Fourier-transform infrared spectroscopy (FTIR) was carried out to evaluate the vibrational modes of the as-synthesized CS/α-Ag2WO4 composites. Figure S3 displays the characteristics bands of the CS polymer. Bands related to the (–C=O) carbonyl group (2000–1650 cm−1) cannot be observed, indicating no degradation of the CS polymer after fs laser irradiation49. For the CS/α-Ag2WO4 composites, the CS polymer bands present lower intensity. In addition, bands ascribed to [WO42−] and [AgOx] (x = 2, 4, 6, and 7) can be considered constituent clusters of the α-Ag2WO4 structure (Fig. S4).
Morphological analysis
Figure 1A–C show field emission scanning electron microscopy (FE-SEM) images of the CS/α-Ag2WO4 composites, where it can be seen that the CS polymers with α-Ag2WO4 microcrystals are dispersed under and over the film. Several α-Ag2WO4 irregular rod-like structures with hexagonal face of several sizes can be observed for all samples50,51, besides a covering around each microcrystal formed by the CS polymer. In the CS film, it is possible to note a ribbing forming root-type structures and different morphologies, such as pointed spear-like structures, which differ in shape depending on the CS solution concentration. While for the CS3.3/α-Ag2WO4 composite roughness layers can be observed on the surface (Fig. 1A), for the CS6.6/α-Ag2WO4 composite the surface is, smoother (Fig. 1B). In contrast, for the CS9.9/α-Ag2WO4 composite, different roots can be found forming a foliage-type structure (Fig. 1C). Energy-dispersive spectroscopy (EDS) analysis performed on the α-Ag2WO4 rod-like structures confirmed the presence of the elements Ag, W and O. On the other hand, only Ag was observed in the ribbing, root and spear-like structures (Fig. S5). These structures were formed due to fs laser beam and the effect of CS polymer, which promoted the reduction of Ag+ to Ag0 (AgNPs)15,30,52,53,54,55,56,57,58.

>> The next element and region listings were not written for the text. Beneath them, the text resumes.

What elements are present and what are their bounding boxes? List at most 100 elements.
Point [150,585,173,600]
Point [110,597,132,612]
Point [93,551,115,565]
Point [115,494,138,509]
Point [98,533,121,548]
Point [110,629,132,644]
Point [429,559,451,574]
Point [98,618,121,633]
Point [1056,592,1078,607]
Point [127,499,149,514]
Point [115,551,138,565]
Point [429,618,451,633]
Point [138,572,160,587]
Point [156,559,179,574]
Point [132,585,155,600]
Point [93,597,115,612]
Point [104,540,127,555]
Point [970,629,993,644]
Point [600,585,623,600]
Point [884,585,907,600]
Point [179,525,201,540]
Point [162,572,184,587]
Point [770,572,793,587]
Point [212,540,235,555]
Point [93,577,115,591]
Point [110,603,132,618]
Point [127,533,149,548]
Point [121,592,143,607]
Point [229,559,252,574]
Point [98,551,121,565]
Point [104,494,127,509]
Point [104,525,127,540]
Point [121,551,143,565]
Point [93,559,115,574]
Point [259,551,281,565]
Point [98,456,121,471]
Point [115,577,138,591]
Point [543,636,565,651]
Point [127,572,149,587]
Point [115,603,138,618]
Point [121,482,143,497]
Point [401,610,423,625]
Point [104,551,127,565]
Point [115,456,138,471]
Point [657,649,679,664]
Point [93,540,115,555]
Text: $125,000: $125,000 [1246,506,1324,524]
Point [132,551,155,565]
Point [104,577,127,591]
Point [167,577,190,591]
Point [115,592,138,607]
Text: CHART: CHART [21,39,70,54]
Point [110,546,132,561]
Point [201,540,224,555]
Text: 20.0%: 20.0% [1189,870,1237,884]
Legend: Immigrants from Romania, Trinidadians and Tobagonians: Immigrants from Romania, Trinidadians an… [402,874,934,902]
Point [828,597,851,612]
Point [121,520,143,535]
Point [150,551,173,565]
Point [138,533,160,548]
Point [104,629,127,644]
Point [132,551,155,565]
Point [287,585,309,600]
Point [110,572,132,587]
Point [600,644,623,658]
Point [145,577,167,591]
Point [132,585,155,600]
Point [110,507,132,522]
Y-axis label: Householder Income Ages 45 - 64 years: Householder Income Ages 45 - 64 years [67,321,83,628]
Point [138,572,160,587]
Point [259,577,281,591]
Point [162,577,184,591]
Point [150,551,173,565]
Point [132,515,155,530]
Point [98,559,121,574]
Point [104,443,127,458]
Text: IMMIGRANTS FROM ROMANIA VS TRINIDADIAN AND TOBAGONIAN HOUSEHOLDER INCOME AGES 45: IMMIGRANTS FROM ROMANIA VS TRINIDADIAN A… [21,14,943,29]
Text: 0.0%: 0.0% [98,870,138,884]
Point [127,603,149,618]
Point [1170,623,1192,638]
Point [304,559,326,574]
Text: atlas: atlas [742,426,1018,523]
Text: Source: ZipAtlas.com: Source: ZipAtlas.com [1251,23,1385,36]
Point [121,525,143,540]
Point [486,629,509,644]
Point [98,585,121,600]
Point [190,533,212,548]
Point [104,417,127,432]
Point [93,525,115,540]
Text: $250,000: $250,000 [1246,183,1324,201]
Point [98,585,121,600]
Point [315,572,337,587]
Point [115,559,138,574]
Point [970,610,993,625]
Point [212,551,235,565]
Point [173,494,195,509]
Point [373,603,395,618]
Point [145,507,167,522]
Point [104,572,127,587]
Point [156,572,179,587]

FE-SEM images of (A) CS3.3/α-Ag2WO4, (B) CS6.6/α-Ag2WO4, and (C) CS9.9/α-Ag2WO4 composites irradiated by fs laser.
Figure 2 shows the transmission electron microscopy (TEM) and high-resolution transmission electron microscopy (HR-TEM) images of the CS/α-Ag2WO4 composites. The particles formed on the surface of the CS polymer are composed of larger α-Ag2WO4 NPs and smaller AgNPs, as proved by HR-TEM and EDS analyses. According to Murugadoss et al.59, the AgNPs are stabilized due to the excess of –NH2 and –OH groups present in the CS polymer chain (Fig. S6A–C).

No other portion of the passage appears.